Naturally this made us concerned about not fitting into the train at all, but miraculously nearly everyone managed to squeeze in. The journey not very comfortable and the train crew were extremely apologetic about the whole situation, but in the end we successfully made it to Pitlochry. The walking could thus begin.
The way to the top of Ben Vrackie can be divided into two stages: The first part leads one from Pitlochry (which is around 150m above sea level) to a lake called Loch a’ Choire at 523m, and – even though I have never experienced anything like it during my travels in East Anglia – the incline here is relatively gradual. The second part, leading up to the 841m high summit, however, is much steeper and presumably qualifies as hillwalking proper.
The height was not the only thing that made this walk unusual. Scotland’s colour scheme is very different from that of (the south of) England as well, with lots of brown and other dark tones dominating. Furthermore there were many other walkers, roughly two-thirds of which also seemed to be German, whereas on the flatland walks I do one hardly meets anyone apart from a few dog walkers. And finally the wind was pretty strong and cold, so I can now see why many people like hats, scarves, and so on. (I did not get ill though despite lacking all the equipment!)
As we reached the lake and prepared ourselves for the final stage of the ascent the wind became considerably stronger, which made the climb to the top quite the adventure. We did eventually reach the summit though, where the views were spectacular (and there was even some snow).

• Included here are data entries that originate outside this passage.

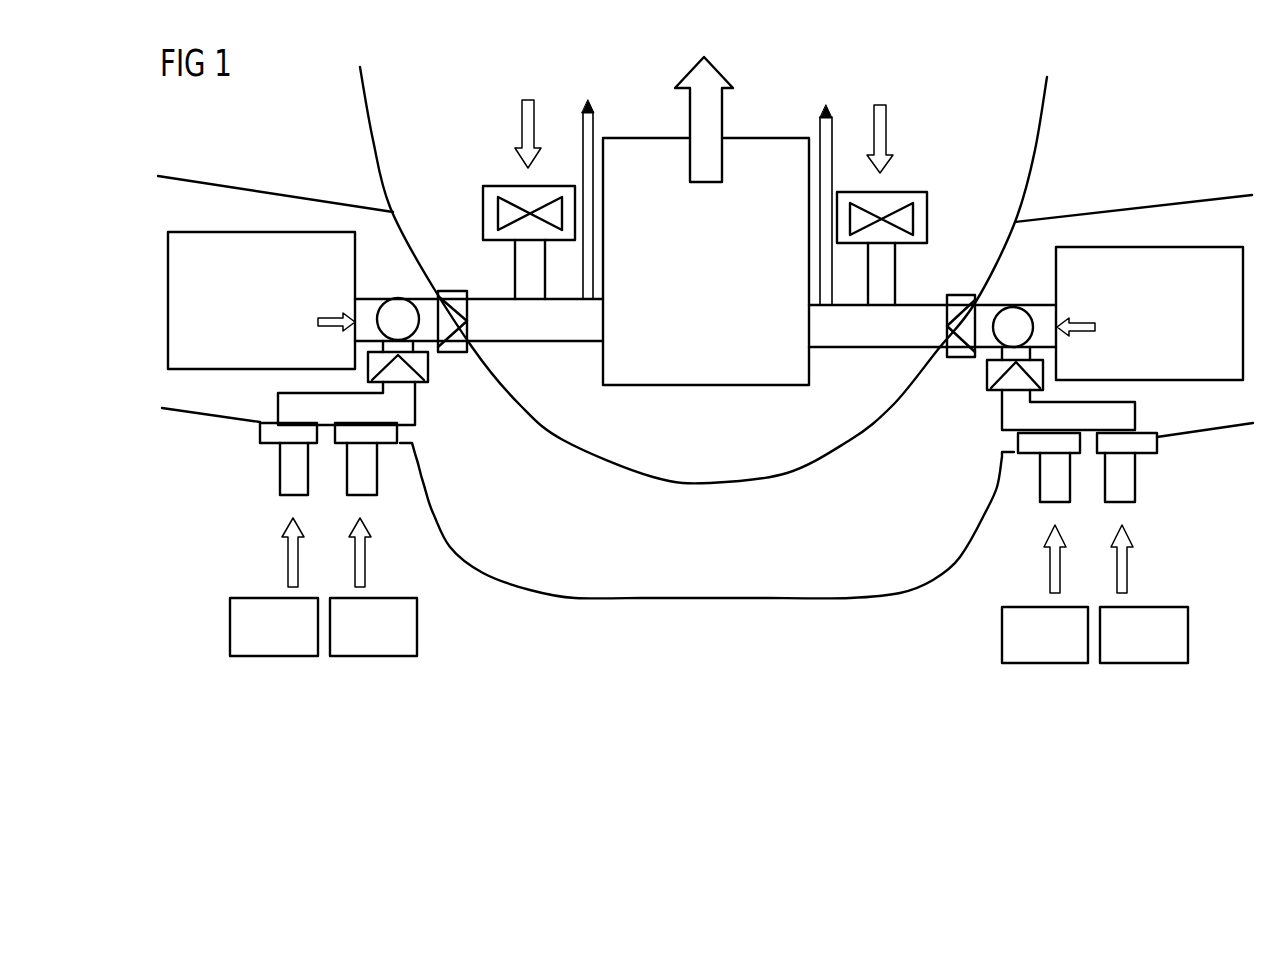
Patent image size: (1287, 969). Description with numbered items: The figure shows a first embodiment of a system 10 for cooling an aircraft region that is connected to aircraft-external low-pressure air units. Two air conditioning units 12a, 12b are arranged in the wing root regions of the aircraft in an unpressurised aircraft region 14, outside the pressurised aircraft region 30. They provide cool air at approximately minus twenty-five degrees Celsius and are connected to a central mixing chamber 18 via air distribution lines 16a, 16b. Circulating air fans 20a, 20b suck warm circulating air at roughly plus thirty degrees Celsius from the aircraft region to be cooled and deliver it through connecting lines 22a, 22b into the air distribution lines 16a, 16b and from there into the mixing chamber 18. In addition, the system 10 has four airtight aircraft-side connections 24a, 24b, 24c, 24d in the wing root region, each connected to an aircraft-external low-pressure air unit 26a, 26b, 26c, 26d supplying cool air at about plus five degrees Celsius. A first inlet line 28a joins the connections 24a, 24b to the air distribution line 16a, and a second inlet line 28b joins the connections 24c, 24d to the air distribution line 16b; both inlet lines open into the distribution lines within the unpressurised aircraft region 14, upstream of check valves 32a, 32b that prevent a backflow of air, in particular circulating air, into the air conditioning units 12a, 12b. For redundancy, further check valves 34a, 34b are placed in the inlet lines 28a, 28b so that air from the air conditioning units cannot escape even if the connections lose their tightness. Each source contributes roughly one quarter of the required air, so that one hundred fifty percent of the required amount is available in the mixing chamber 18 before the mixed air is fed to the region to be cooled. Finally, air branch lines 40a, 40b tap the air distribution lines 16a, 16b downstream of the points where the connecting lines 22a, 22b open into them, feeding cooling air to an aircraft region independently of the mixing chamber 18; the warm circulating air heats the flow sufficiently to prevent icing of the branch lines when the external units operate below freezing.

The system for cooling an aircraft region 10 is at (1058, 168).
The air conditioning unit 12a is at (190, 234).
The air conditioning unit 12b is at (1220, 258).
The unpressurised aircraft region 14 is at (722, 560).
The air distribution line 16a is at (562, 333).
The air distribution line 16b is at (858, 337).
The mixing chamber 18 is at (750, 148).
The circulating air fan 20a is at (500, 197).
The circulating air fan 20b is at (917, 203).
The connecting line 22a is at (527, 278).
The connecting line 22b is at (882, 278).
The aircraft-side connection 24a is at (267, 443).
The aircraft-side connection 24b is at (383, 443).
The aircraft-side connection 24c is at (1030, 447).
The aircraft-side connection 24d is at (1152, 453).
The aircraft-external low-pressure air unit 26a is at (230, 628).
The aircraft-external low-pressure air unit 26b is at (417, 630).
The aircraft-external low-pressure air unit 26c is at (1002, 637).
The aircraft-external low-pressure air unit 26d is at (1188, 637).
The first inlet line 28a is at (403, 413).
The second inlet line 28b is at (1005, 418).
The pressurised aircraft region 30 is at (722, 448).
The check valve 32a is at (458, 290).
The check valve 32b is at (953, 297).
The check valve 34a is at (428, 368).
The check valve 34b is at (987, 373).
The air branch line 40a is at (595, 119).
The air branch line 40b is at (820, 127).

At this height the wind was so strong that it felt like we might be blown away any second, and I had to hold my glasses because I was afraid that the next gust might send them down the mountain. Since this made staying on the summit rather unpleasant we started to climb down again soon after we had taken an appropriate amount of pictures, although at times we had to stop because the wind made it impossible to move in the direction we wanted to go. Overall the way downhill appeared surprisingly long, and I was thus very impressed with ourselves that we had actually managed to make it uphill.
Back at the lake we rested for a bit, and then decided that we had sufficient energy left to extend the walk some more. Instead of going back the way we came we headed west towards a village with the interesting name Killiecrankie, from where we would walk back to Pitlochry along the river Garry.
This part of the walk was much more relaxed as the decline was gentle, the wind had subsisted, and the valley we headed into looked pleasant and inviting compared to the mountain we were leaving behind.
Down by the river we walked south, with the railway viaduct carrying the Highland Main Line between Perth and Inverness beside us. Despite it’s important-sounding name the line is mostly single track, the service is less than hourly, and the travelling speed is relatively slow – which is why the cancellation earlier that day had caused so much chaos.
Luckily the journey back was more enjoyable, with all the trains being on time and having free seats. Back at X.’s place we ended the day by eating a very well-deserved fish supper.
My verdict in hillwalking is that it seems fun in small doses, but I wouldn’t want to climb a mountain like Ben Vrackie every week, for the day after my knees hurt so much that I could hardly walk at all.